Myalgic Encephalomyelitis, chronic fatigue syndrome, CFS/ME. These are just a few terms to describe one of the most destructive illnesses known to man. Manifesting as unrelenting fatigue and profound pain, ME/CFS is destroying the lives of 250,000 people in the UK. One in four are so severely affected that they are rendered house-bound or bed-bound with some even reliant on tube feeding. Sufferers are often confined to their beds, unable to walk and need help even to shower.
ME is a long-term illness with a wide range of symptoms. The most common symptom is extreme tiredness. But this definition doesn’t even touch the surface. My life has been ripped to pieces and then burnt down into nothing. My life was planned out. My life had so much potential but now as I write this, I haven’t moved for hours, I am in extreme pain all over my body, I lay in the dark because of light sensitivity and wait for someone to return home to take me to the toilet. My bed is my world. My bed is my support. It has seen me through endless days of torturous pain, fatigue and inner turmoil.

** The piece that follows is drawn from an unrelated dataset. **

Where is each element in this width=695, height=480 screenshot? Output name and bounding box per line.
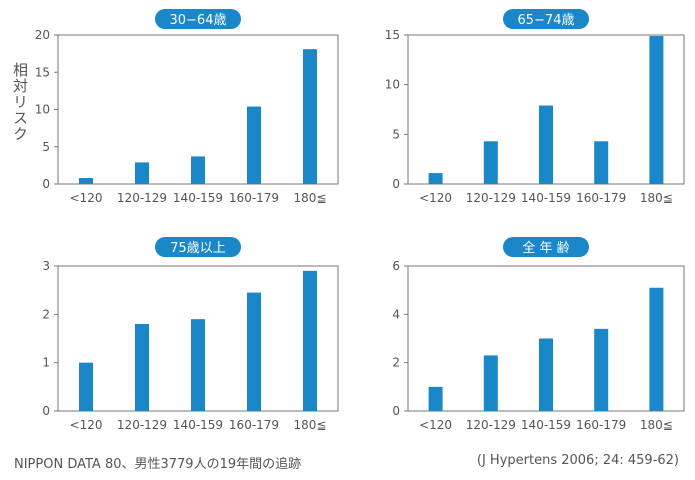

“But isn’t everyone tired?” This fatigue is like no other. There is nothing I would give more than to transfer my symptoms to another person for just an hour. The fatigue we feel is like a thousand bricks being tied to your body. You can’t muster up the energy to put one foot in front of the other. You can’t get dressed without a blackness descending over your eyes. You can’t carry a conversation let alone even speak. The only thing you can do is lie and exist.
Painful muscles, nerves, joints and bones. “Oh but everyone gets a bit stiff and achy”. We experience searing pain that feels like a hot knife being cut through your skin, a sledge hammer crashing down on your legs, smashing all bones to pieces. And guess what the best part is... it never goes away. Every second, minutes and days. I take over 25 different medicines a day. It’s funny because it’s almost become so normal to me now, wharfing down more than a handful of tablets. When I actually stop and realise what I’m doing it seems insane, at the age of 20, to have the body of a 90-year-old. How have I got to this point?!
Many people I know have ended up with feeding tubes. The main problem is swallowing. The body is that fatigued that something so basic that people do unconsciously stops working. There is that little energy left that gastroparesis occurs. It brings back that grim reality check that I could easily fall into this position.
People with ME find themselves paralysed all too often. It could be just a limb, an arm, a leg or total full body paralysis. We also get mental confusion or lack of memory. Processing what someone has said to you and responding can actually be one of the most feared symptoms when dealing with social situations. We call it brain fog. Concentration is frustratingly difficult when it never was. All the letters, numbers and words get so mixed in your head. You muster up all the energy you can find. Imagine digging in the depths of the earth. Deeper and deeper and still finding nothing.
For many years I have been grieving for the life I never got to live. Grieving for the past I lost. I’m living through a war with my own broken body. I became a ghost. I am not ashamed to tell you that quite regularly I will say that I hate my life. At one point I didn’t want to exist anymore. And this is what a large majority of people don’t know. ME kills. People become so miserable living a life of pain and exhaustion, just existing in a silent room that it pushes them over the edge.
It seems impossible that people still don’t believe that we are truly ill. ME is one of the most controversial illnesses because people don’t believe in it. They can’t see it therefore judge. We’re invisible. In fact Ricky Gervais made a joke, “There was a collection for ME today. Isn’t that the one where I don’t really feel like going to work?”
One day our bodies will just give up. Very few manage to completely return to normal health and this is not without years and years of suffering and a plan of management for the future. There is currently no cure. So we just have to exist.
Over these last six years, I have gone from being a seriously fit, athletic person to someone who now uses a wheelchair. I spend my days in the exact same place, not moving, isolated and exhausted. I have no idea if or when I may recover. That’s the cruellest part.
Pushing on is the only option I have. I’m not brave or inspirational, I’m just a person with a body that won’t function.